I am selfish by good right, though. "Haven't we spent all our surplus in keeping you up for a good marriage?" says the mater, meaning by a good marriage that I shall bring enough money into the family to "keep up its traditions." I am, in other words, an investment from which they expect large returns. I told her I hoped she could trace her selfishness to its source as clearly as I could mine, and as for the family traditions, Fred was preserving those in an excellent medium. Which was very ugly in me, and I cried afterwards and told her how sorry I was.
Are you shocked by my cold calculations? Well, I am trying to let you understand me, and I--
"...have no time to waste In patching fig-leaves for the naked truth."
I am cursed not only with consistent feminine longings and desires, but, in spite of my training and the examples around me, with a disinclination to be wholly vicious. Awhile ago marriage meant only more luxury and less worry about money. I never gave any thought to the husband, certainly never concerned myself with any notions of duty or obligation toward him. The girls I know are taught painstakingly how to get a husband, but nothing of how to be a wife. The husband in my case was to be an inconvenience, but doubtless an amusing one. For all his oppression, if there were that, and even for the mere offence of his existence, I should wreak my spite merrily on his vulgar dollars.
But you are saying that I like the present eligible. That's the trouble. I like him so well I haven't the heart to marry him. When I was twenty I could have loved him devotedly, I believe. Now something seems to be gone, some freshness or fondness. I can still love—I know it only too well night and day—but it must be a different kind of man. He is so very young and reverent and tender, and in a way so unsophisticated. He is so afraid of me, for all his pretence of boldness.
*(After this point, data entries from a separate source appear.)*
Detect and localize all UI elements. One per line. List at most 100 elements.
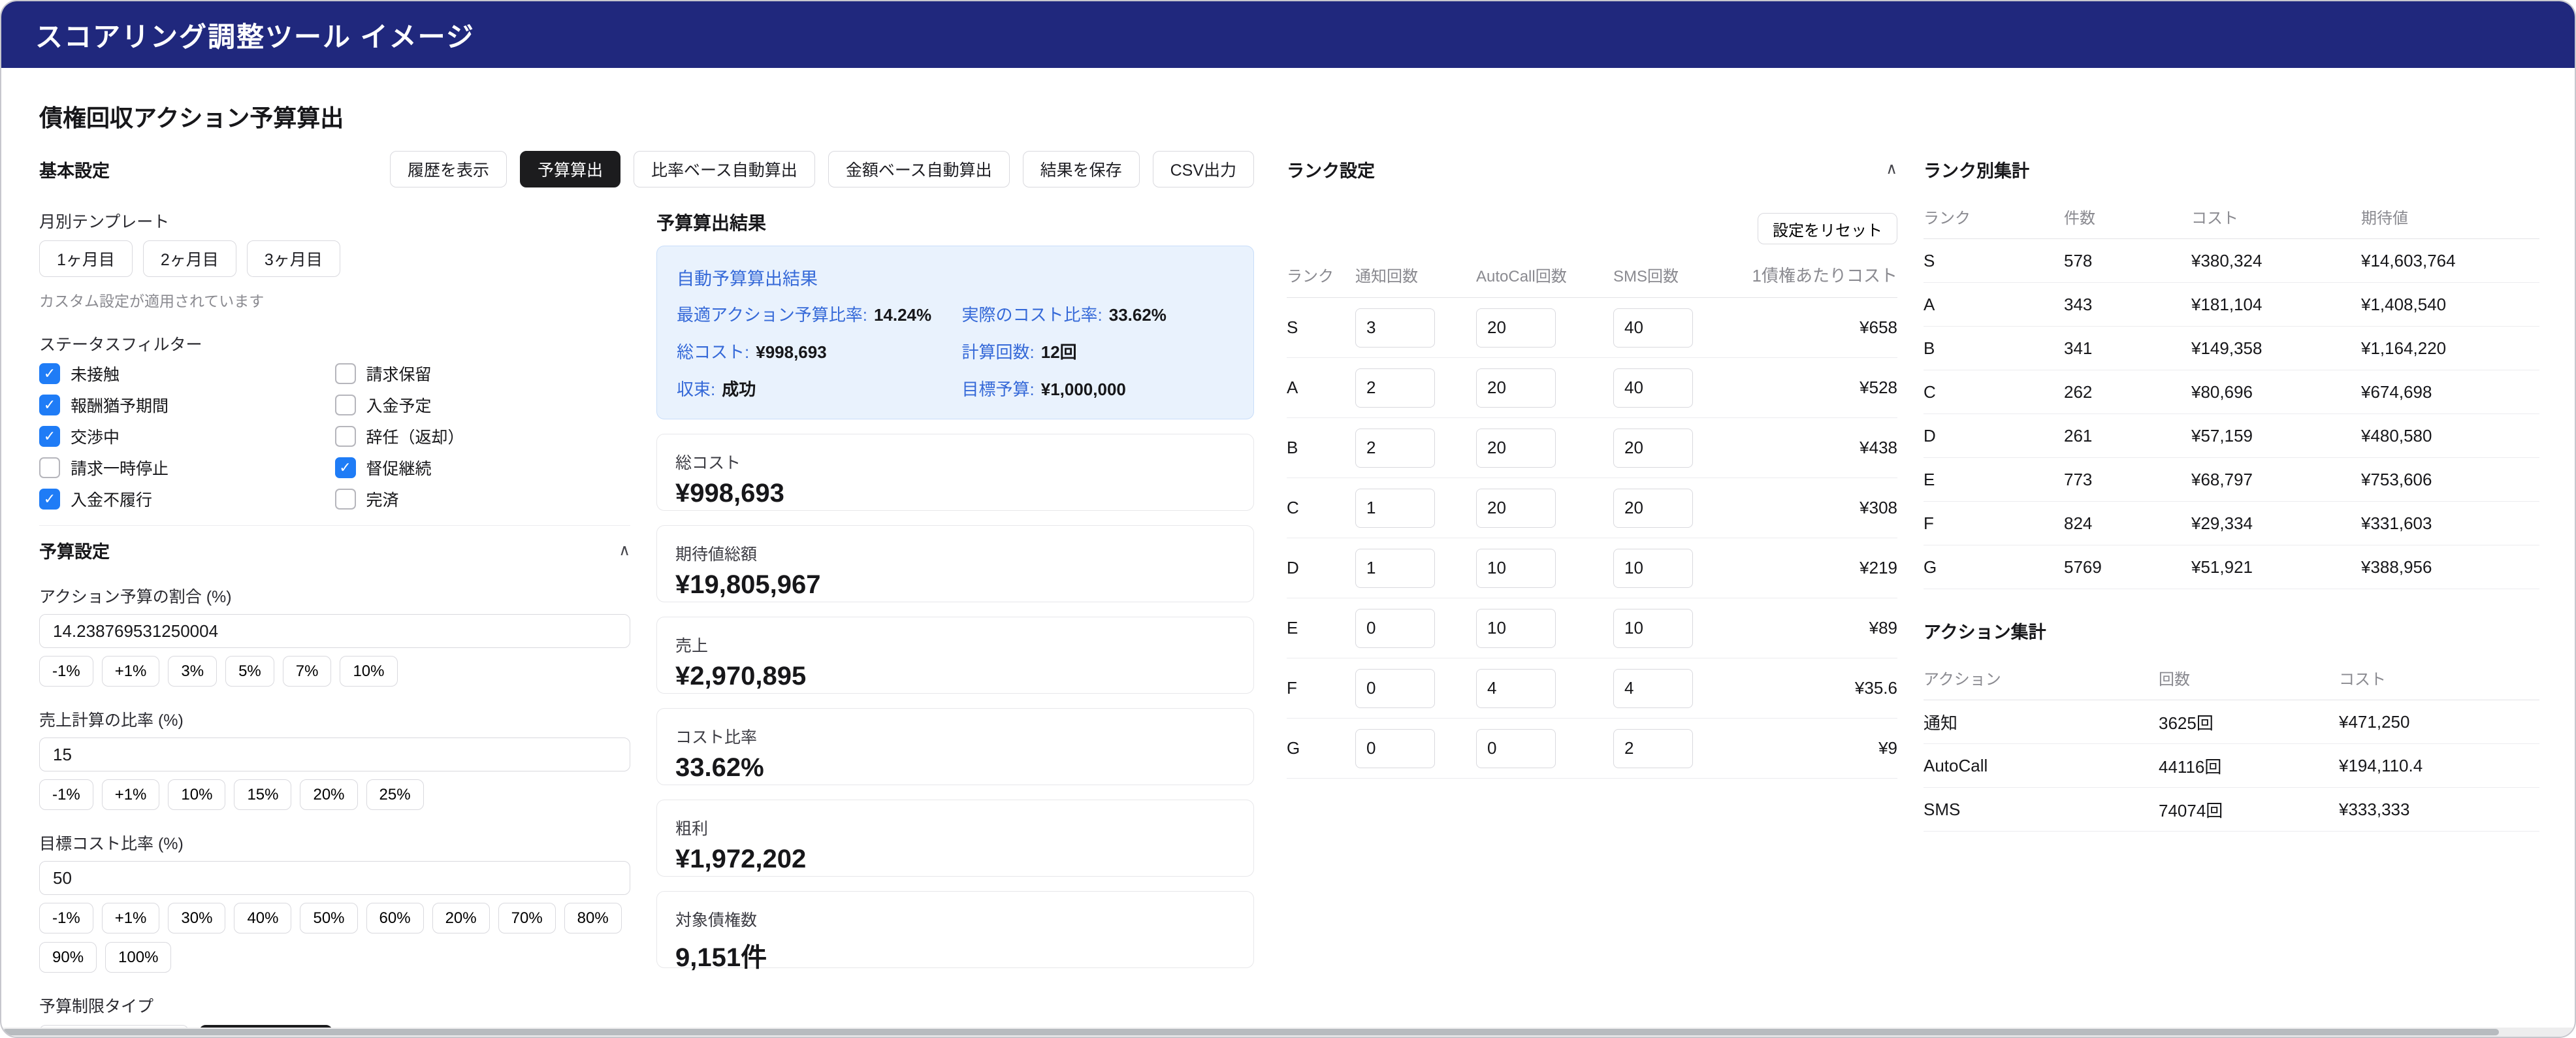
rank-A-notify-input[interactable] bbox=[1355, 368, 1435, 408]
divider bbox=[39, 525, 630, 526]
month-template-button-2[interactable]: 2ヶ月目 bbox=[142, 240, 236, 277]
horizontal-scrollbar[interactable] bbox=[1, 1028, 2575, 1037]
checkbox-icon bbox=[39, 457, 60, 478]
rank-G-notify-input[interactable] bbox=[1355, 728, 1435, 768]
rank-F-sms-input[interactable] bbox=[1613, 668, 1693, 708]
toolbar-button-2[interactable]: 予算算出 bbox=[520, 151, 621, 187]
result-card-value: 33.62% bbox=[675, 753, 764, 782]
rank-F-autocall-input[interactable] bbox=[1476, 668, 1556, 708]
rank-summary-heading: ランク別集計 bbox=[1924, 161, 2029, 181]
quick-button[interactable]: 90% bbox=[39, 942, 97, 973]
chevron-up-icon[interactable]: ∧ bbox=[619, 541, 630, 559]
rank-table-header-cell: ランク bbox=[1287, 268, 1334, 285]
rank-D-autocall-input[interactable] bbox=[1476, 548, 1556, 588]
quick-button[interactable]: 5% bbox=[225, 656, 274, 687]
rank-D-notify-input[interactable] bbox=[1355, 548, 1435, 588]
rank-settings-row-F: F ¥35.6 bbox=[1287, 658, 1897, 719]
toolbar-button-3[interactable]: 比率ベース自動算出 bbox=[634, 151, 815, 187]
status-checkbox-7[interactable]: 請求一時停止 bbox=[39, 456, 335, 479]
rank-D-sms-input[interactable] bbox=[1613, 548, 1693, 588]
quick-button[interactable]: 25% bbox=[366, 779, 424, 810]
toolbar-button-1[interactable]: 履歴を表示 bbox=[390, 151, 507, 187]
quick-button[interactable]: -1% bbox=[39, 779, 93, 810]
rank-label: F bbox=[1287, 678, 1297, 698]
quick-button[interactable]: 3% bbox=[168, 656, 217, 687]
quick-button[interactable]: -1% bbox=[39, 903, 93, 933]
quick-button[interactable]: 50% bbox=[300, 903, 358, 933]
status-filter-grid: ✓ 未接触 請求保留 ✓ 報酬猶予期間 入金予定 ✓ 交渉中 辞任（返却） 請求一時停止 ✓ 督促継続… bbox=[39, 362, 630, 511]
quick-button[interactable]: +1% bbox=[101, 779, 160, 810]
settings-and-results: 基本設定 履歴を表示 予算算出 比率ベース自動算出 金額ベース自動算出 結果を保存 CSV… bbox=[39, 150, 1254, 1037]
quick-button[interactable]: 7% bbox=[282, 656, 332, 687]
auto-calc-item-4: 計算回数: 12回 bbox=[962, 339, 1234, 363]
rank-B-notify-input[interactable] bbox=[1355, 428, 1435, 468]
toolbar: 履歴を表示 予算算出 比率ベース自動算出 金額ベース自動算出 結果を保存 CSV出力 bbox=[390, 151, 1254, 187]
status-checkbox-10[interactable]: 完済 bbox=[334, 487, 631, 511]
status-checkbox-3[interactable]: ✓ 報酬猶予期間 bbox=[39, 393, 335, 417]
quick-button[interactable]: 70% bbox=[498, 903, 556, 933]
status-checkbox-9[interactable]: ✓ 入金不履行 bbox=[39, 487, 335, 511]
quick-button[interactable]: 100% bbox=[105, 942, 172, 973]
rank-C-autocall-input[interactable] bbox=[1476, 488, 1556, 528]
quick-button[interactable]: 15% bbox=[234, 779, 292, 810]
checkbox-icon bbox=[334, 363, 356, 384]
rank-C-notify-input[interactable] bbox=[1355, 488, 1435, 528]
toolbar-button-5[interactable]: 結果を保存 bbox=[1022, 151, 1140, 187]
rank-cost-value: ¥658 bbox=[1860, 317, 1897, 337]
rank-table-header-cell: AutoCall回数 bbox=[1476, 268, 1567, 285]
quick-button[interactable]: 30% bbox=[168, 903, 226, 933]
rank-F-notify-input[interactable] bbox=[1355, 668, 1435, 708]
quick-button[interactable]: +1% bbox=[101, 903, 160, 933]
toolbar-button-4[interactable]: 金額ベース自動算出 bbox=[828, 151, 1010, 187]
quick-button[interactable]: 20% bbox=[432, 903, 490, 933]
rank-summary-row-3: B 341 ¥149,358 ¥1,164,220 bbox=[1924, 327, 2539, 370]
toolbar-button-6[interactable]: CSV出力 bbox=[1152, 151, 1254, 187]
rank-C-sms-input[interactable] bbox=[1613, 488, 1693, 528]
rank-S-autocall-input[interactable] bbox=[1476, 308, 1556, 348]
scrollbar-thumb[interactable] bbox=[3, 1029, 2499, 1035]
quick-button[interactable]: +1% bbox=[101, 656, 160, 687]
rank-S-notify-input[interactable] bbox=[1355, 308, 1435, 348]
rank-A-sms-input[interactable] bbox=[1613, 368, 1693, 408]
month-template-button-1[interactable]: 1ヶ月目 bbox=[39, 240, 133, 277]
rank-B-sms-input[interactable] bbox=[1613, 428, 1693, 468]
rank-E-notify-input[interactable] bbox=[1355, 608, 1435, 648]
quick-button[interactable]: 20% bbox=[300, 779, 358, 810]
result-card-value: ¥998,693 bbox=[675, 479, 784, 508]
budget-field-label-1: アクション予算の割合 (%) bbox=[39, 588, 232, 606]
action-summary-cell: ¥333,333 bbox=[2339, 799, 2410, 819]
status-checkbox-2[interactable]: 請求保留 bbox=[334, 362, 631, 385]
auto-calc-item-label: 実際のコスト比率: bbox=[961, 305, 1103, 325]
rank-A-autocall-input[interactable] bbox=[1476, 368, 1556, 408]
quick-button[interactable]: -1% bbox=[39, 656, 93, 687]
status-checkbox-4[interactable]: 入金予定 bbox=[334, 393, 631, 417]
chevron-up-icon[interactable]: ∧ bbox=[1886, 160, 1897, 178]
rank-G-sms-input[interactable] bbox=[1613, 728, 1693, 768]
budget-field-input-2[interactable] bbox=[39, 738, 630, 771]
rank-G-autocall-input[interactable] bbox=[1476, 728, 1556, 768]
monthly-template-label: 月別テンプレート bbox=[39, 213, 170, 231]
status-checkbox-label: 請求保留 bbox=[366, 366, 432, 384]
budget-field-input-3[interactable] bbox=[39, 861, 630, 895]
budget-field-input-1[interactable] bbox=[39, 614, 630, 648]
rank-E-autocall-input[interactable] bbox=[1476, 608, 1556, 648]
quick-button[interactable]: 40% bbox=[234, 903, 292, 933]
status-checkbox-label: 督促継続 bbox=[366, 460, 432, 478]
status-checkbox-1[interactable]: ✓ 未接触 bbox=[39, 362, 335, 385]
status-checkbox-5[interactable]: ✓ 交渉中 bbox=[39, 425, 335, 448]
quick-button[interactable]: 80% bbox=[564, 903, 622, 933]
quick-button[interactable]: 10% bbox=[340, 656, 398, 687]
result-card-value: ¥19,805,967 bbox=[675, 570, 821, 599]
status-checkbox-6[interactable]: 辞任（返却） bbox=[334, 425, 631, 448]
quick-button[interactable]: 60% bbox=[366, 903, 424, 933]
rank-S-sms-input[interactable] bbox=[1613, 308, 1693, 348]
quick-button[interactable]: 10% bbox=[168, 779, 226, 810]
status-checkbox-8[interactable]: ✓ 督促継続 bbox=[334, 456, 631, 479]
rank-E-sms-input[interactable] bbox=[1613, 608, 1693, 648]
checkbox-icon: ✓ bbox=[39, 426, 60, 447]
month-template-button-3[interactable]: 3ヶ月目 bbox=[246, 240, 340, 277]
rank-settings-row-S: S ¥658 bbox=[1287, 298, 1897, 358]
rank-B-autocall-input[interactable] bbox=[1476, 428, 1556, 468]
reset-settings-button[interactable]: 設定をリセット bbox=[1758, 213, 1897, 244]
rank-summary-cell: 343 bbox=[2064, 294, 2093, 314]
Is it because I must be taken by sheer force? I'll not be surprised if it is. Do we not in our secret soul of souls nourish this beatitude: "Blessed is the man who destroys all barriers"? Florence Akemit said as much one day, and Florence, poor soul, knows something of the matter. Do we not sit defiantly behind the barriers, insolently challenging—threatening capital punishment for any assault, relaxing not one severity, yet falling meek and submissive and glad, to the man who brutally and honestly beats them down, and destroys them utterly? So many fail by merely beating them down. Of course if an untidy litter is left we make a row. We reconstruct the barrier and that particular assailant is thenceforth deprived of a combatant's rights. What a dear you are that I can say these things to you! Were girls so frank in your time?
Well, my knight of the "golden cross" (joke; laughter and loud applause, and cries of "Go on!") has a little, much indeed, of the impetuous in him, but, alas! not enough. He has a pretty talent for it, but no genius. If I were married to him to-morrow, as surely as I am a woman I should be made to inflict pain upon him the next day, with an insane stress to show him, perhaps, I was not the ideal woman he had thought me—perhaps out of a jealousy of that very ideal I had inspired—rational creatures, aren't we?—beg pardon—not we, then, but I. Now he, being a real likable man of a man, can I do that—for money? Do I want the money badly enough? Would I not even rather be penniless with the man who coerced every great passion and littlest impulse, body and soul—perhaps with a very hateful insolence of power over me? Do you know, I suspect sometimes that I've been trained down too fine, as to my nerves, I mean. I doubt if it's safe to pamper and trim and stimulate and refine a woman in that hothouse atmosphere—at least if she's a healthy woman. She's too apt sometime to break her gait, get the bit of tradition between her teeth, and then let her impulses run away with her.
Oh, Mütterchen, I am so sick and sore, and yet filled with a strange new zest for this old puzzle of life. Will I ever be the same again? This man is going to ask me to marry him the moment I am ready for him to. Shall I be kind enough to tell him no, or shall I steel myself to go in and hurt him—make him writhe?
And yet do you know what he gave me while I was with him? I wonder if women feel it commonly? It was a desire for motherhood—a curiously vivid and very definite longing—entirely irrespective of him, you understand, although he inspired it. Without loving him or being at all moved toward him, he made me sheerly want to be a mother! Or is it only that men we don't love make us feel motherly?
Am I wholly irrational and selfish and bad, or what am I? I know you'll love me, whatever it is, and I wish now I could snuggle on that soft, cushiony shoulder of yours and go to sleep.